В случае децентрализованного регулирования на обоих сторонах мы имеем правоотношения субъектов, равных друг другу, не обладающих один по отношению к другому принудительной властью, субъектов координированных, а не субординированных, независимо от того, как они выступают по отношению друг к другу в публично-правовых отношениях. Равенство в данном случае предполагает исключительно равенство юридическое, независимое от фактического экономического, социального и иного положения субъектов, равенство в возможности правореализации.

Сам Б.Б. Черепахин предлагал еще один вариант подразделения права по формальному критерию - теорию координации-субординации: частноправовое отношение построено на началах координации субъектов, частное право представляет собой систему децентрализованного регулирования жизненных отношений; публично-правовое отношение построено на началах субординации субъектов, публичное право представляет собой систему централизованного регулирования жизненных отношений97.

Основной недостаток такого формального подхода кроется в игнорировании диалектической связи частного и публичного в праве. Публичное и частное право во многих случаях оказываются «перемешанными»: в жизненных отношениях довольно часто наличествуют разнопрофильные элементы, одни из которых относятся к частному праву, другие – к публичному (например, публичные договоры в гражданском праве). Складываются целые правовые подразделения, комплексные образования, в которых в разных пропорциях присутствует одновременно и то и другое (морское право, банковское право, предпринимательское право, корпоративное право и т.д.). И хотя в каждом случае возможно определить, какие из такого рода элементов относятся к публичному праву, а какие – к частному, и даже определить, какие из них являются основными, всё же предельно строгой классификации достигнуть невозможно98.

Из вышесказанного можно сделать вывод, что слабая сторона формальной теории заключается в том, что она не удовлетворяет требованиям догматики, хотя и претендует на исключительно догматическое значение99.

Таким образом, были рассмотрены основные направления теоретических изысканий по поводу оснований разграничения права на частное и публичное, из которых мы видим, что наполнение понятия «частное право» разные ученые видят по-разному, относя либо исключая из сферы частного права отдельные правовые институты.
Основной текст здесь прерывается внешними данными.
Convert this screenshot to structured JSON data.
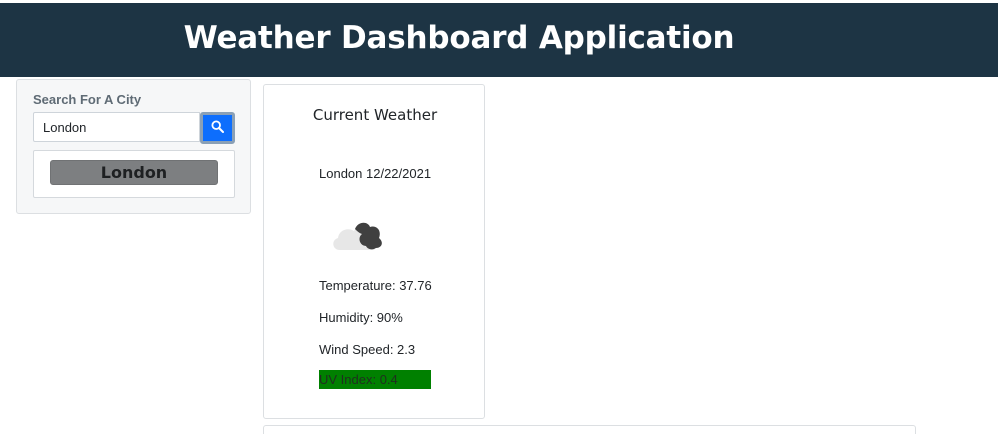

Смешанные (синтетические) теории. Помимо основных направлений – формальных и материальных теорий – в учёном мире присутствовали идеи объединить оба критерия в один. Неудачные попытки найти чёткий критерий разграничения частного и публичного права привели к использованию при объяснении дуализма не один, а несколько критериев. Так в идее частного права Рудольф фон Йеринг видит проявление индивидуалистического на­чала в праве и утверждение примата права индивидуума над государ­ством. С его точки зрения в субъективном праве необходимо выделять содержательный момент, а разграничение проводит по порядку защиты100. Французский юрист М. Планиоль объединяет критерий интереса и субъектного состава правоотношений101. По мнению К. Ларенца, который скомпоновал регулятивно-охранительную функцию права и его содержательные элементы, публичное право регулирует отношения государства, других публичных образований, а частное – отношения частных лиц; публичное право защищает интересы государства, а частное право – интересы частных лиц102. Г. Еллинек исходит из комбинации интересов и воли103. В России попытку объединить элементы формальных и материальных теорий предпринимал, в частности, Н.М. Коркунов (1853-1904)104, который определял в качестве основания разграничения частного и публичного права просто «различие поделения объекта и его приспособления», т.е. способ использования объекта права.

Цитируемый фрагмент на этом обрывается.